S'il devait rester un seul film pour démontrer le génie de Steven Spielberg, ce serait sûrement celui-là. Car Jurassic Park, 2ème du nom, n'a a priori rien pour lui : pas de background historique qui vous pose un homme (La Liste Schindler, Amistad, Munich), pas d'acteur-phare consensuel (Tom Hanks dans Il Faut Sauver le Soldat Ryan), pas de concept-hero qui déchire (Indiana Jones), ou de magie de l'enfance (E.T.), pas de suburb américaine (La Guerre des Mondes) ou de monstres captivants (Rencontres du 3ème Type), pas de révolution technologique (la 3D de Jurassic Park) ; non, Le Monde Perdu n'a rien pour lui.

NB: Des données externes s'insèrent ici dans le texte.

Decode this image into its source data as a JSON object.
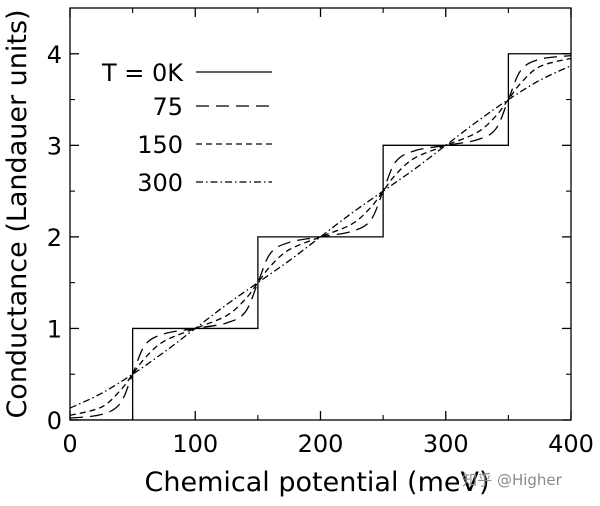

Juste une volonté : faire du pognon, vendre des jouets, sucer la moelle de la franchise jusqu'à l'os.

C'est là que l'incroyable talent de Spielberg se manifeste, en magnifiant cette feuille de route vaste comme un ticket de métro. Un talent omniprésent, de la mise en scène au scénario (signé David Koepp), des acteurs principaux (Jeff Goldblum) aux seconds rôles (Julianne Moore, Pete Postlethwaite, Peter Stormare...)

Commençons justement par les acteurs. Dans Jurassic Park, Goldblum jouait le rôle du sidekick de luxe. Dans Le Monde Perdu, il devient le héros, doté lui-même d'une sidekick, son improbable fillette, noire (Vanessa Lee Chester), d'une épouse (Julianne Moore, qu'il n'embrassera pas une seule fois, Spielberg a décidément un problème avec le sexe), d'un reporter de guerre activiste écologique (sic, Vince Vaughn dans un de ses premiers blockbusters), et d'un scientifique craintif (Richard Schiff, pas encore notre Toby A La Maison Blanche).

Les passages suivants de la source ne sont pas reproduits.